Global Interest Rate Cuts: A Macro-Favourable Environment for Equities
The Reserve Bank of India (RBI) and the US Federal Reserve have cut benchmark interest rates, creating a favourable environment for equities. The RBI cut the repo rate by 25 basis points to 5.25%, while the US Federal Reserve cut the federal funds rate to 3.50%–3.75%, its lowest level since 2022.
Positive Triggers for the Market
Rate cuts are positive triggers for the market, as they make borrowings cheaper and liquidity easier, improving the profitability of companies. However, the markets have given a measured response to the recent rate cuts. For example, the Sensex rose by 0.52% after the RBI cut rates, but declined for the next three consecutive sessions, falling overall by 1.5%.

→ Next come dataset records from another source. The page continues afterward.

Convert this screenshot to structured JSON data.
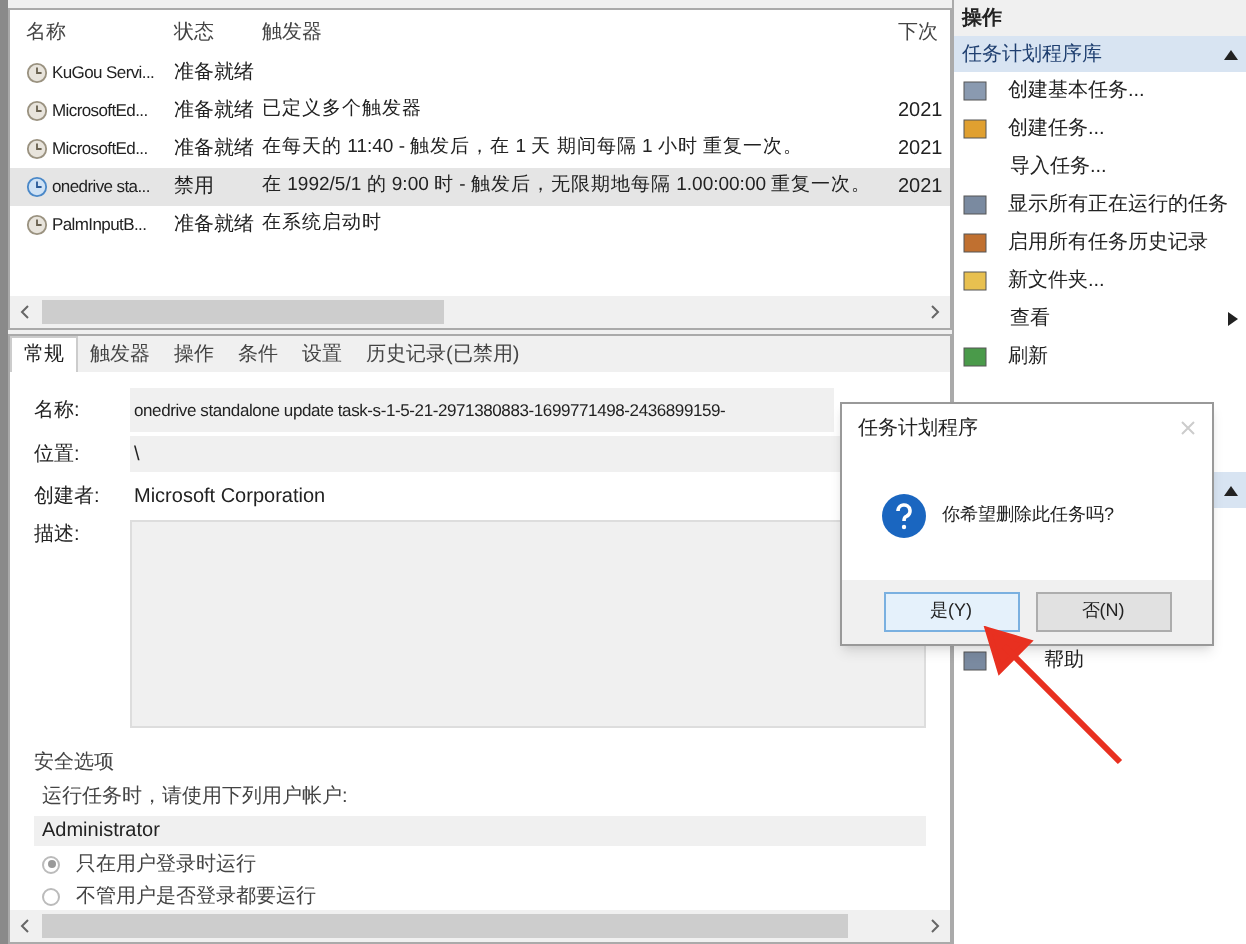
{
  "task_list": {
    "columns": [
      "名称",
      "状态",
      "触发器",
      "下次"
    ],
    "rows": [
      {
        "name": "KuGou Servi...",
        "status": "准备就绪",
        "trigger": "",
        "next": "",
        "selected": false,
        "enabled": true
      },
      {
        "name": "MicrosoftEd...",
        "status": "准备就绪",
        "trigger": "已定义多个触发器",
        "next": "2021",
        "selected": false,
        "enabled": true
      },
      {
        "name": "MicrosoftEd...",
        "status": "准备就绪",
        "trigger": "在每天的 11:40 - 触发后，在 1 天 期间每隔 1 小时 重复一次。",
        "next": "2021",
        "selected": false,
        "enabled": true
      },
      {
        "name": "onedrive sta...",
        "status": "禁用",
        "trigger": "在 1992/5/1 的 9:00 时 - 触发后，无限期地每隔 1.00:00:00 重复一次。",
        "next": "2021",
        "selected": true,
        "enabled": false
      },
      {
        "name": "PalmInputB...",
        "status": "准备就绪",
        "trigger": "在系统启动时",
        "next": "",
        "selected": false,
        "enabled": true
      }
    ]
  },
  "detail_tabs": [
    {
      "label": "常规",
      "selected": true
    },
    {
      "label": "触发器",
      "selected": false
    },
    {
      "label": "操作",
      "selected": false
    },
    {
      "label": "条件",
      "selected": false
    },
    {
      "label": "设置",
      "selected": false
    },
    {
      "label": "历史记录(已禁用)",
      "selected": false
    }
  ],
  "general": {
    "name_label": "名称:",
    "name_value": "onedrive standalone update task-s-1-5-21-2971380883-1699771498-2436899159-",
    "location_label": "位置:",
    "location_value": "\\",
    "author_label": "创建者:",
    "author_value": "Microsoft Corporation",
    "description_label": "描述:",
    "security_title": "安全选项",
    "run_as_label": "运行任务时，请使用下列用户帐户:",
    "run_as_value": "Administrator",
    "options": [
      {
        "label": "只在用户登录时运行",
        "selected": true
      },
      {
        "label": "不管用户是否登录都要运行",
        "selected": false
      }
    ]
  },
  "actions_panel": {
    "title": "操作",
    "section": "任务计划程序库",
    "items": [
      {
        "label": "创建基本任务...",
        "kind": "wizard",
        "submenu": false
      },
      {
        "label": "创建任务...",
        "kind": "task",
        "submenu": false
      },
      {
        "label": "导入任务...",
        "kind": "plain",
        "submenu": false
      },
      {
        "label": "显示所有正在运行的任务",
        "kind": "list",
        "submenu": false
      },
      {
        "label": "启用所有任务历史记录",
        "kind": "history",
        "submenu": false
      },
      {
        "label": "新文件夹...",
        "kind": "folder",
        "submenu": false
      },
      {
        "label": "查看",
        "kind": "plain",
        "submenu": true
      },
      {
        "label": "刷新",
        "kind": "refresh",
        "submenu": false
      }
    ],
    "help_label": "帮助"
  },
  "dialog": {
    "title": "任务计划程序",
    "message": "你希望删除此任务吗?",
    "buttons": [
      {
        "label": "是(Y)",
        "selected": true
      },
      {
        "label": "否(N)",
        "selected": false
      }
    ]
  }
}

Challenges Facing the Indian Stock Market
The Indian stock market remains volatile due to two major headwinds: the delay in the India–US trade deal and sustained selling by foreign institutional investors (FIIs). Despite rate cuts and a healthy earnings outlook, markets remain range-bound because several macro headwinds continue to overshadow the positives.
Investment Strategy for Gold and Equities
Experts recommend focusing on fundamentals and valuations. Valuations of mid and small-cap segments are still high, and they need strong earnings growth to justify the valuation. Investors should focus on large-caps and select mid and small-caps for the long term. Gold should be maintained as a hedge against global uncertainties.
Expert Insights
- Gautam Kalia, Head - Investment Solutions and Distribution, Mirae Asset Sharekhan: Easing inflation, RBI’s pro-growth stance, GST reforms, and expected improvement in liquidity would aid market activity. Large-cap equities and select mid and small-cap ideas remain preferred choices for long-term investment.
- Naveen Vyas, Senior Vice President at Anand Rathi Global Finance: A lower interest-rate cycle generally enhances the relative attractiveness of emerging markets like India for foreign investors. Domestically, interest-rate–sensitive consumption sectors such as housing, consumer durables, and automobiles are expected to benefit from softer borrowing costs.
- Ritesh Taksali, Chief Investment Officer at Edelweiss Life Insurance: Current market valuations present a constructive backdrop for long-term equity investors. The Nifty is trading at nearly 21.7P/E trailing earnings, below its 10-year historical average, indicating that valuations are reasonable.
Investors should focus on quality equities with a long-term perspective and maintain some allocation to gold as a hedge against global uncertainties.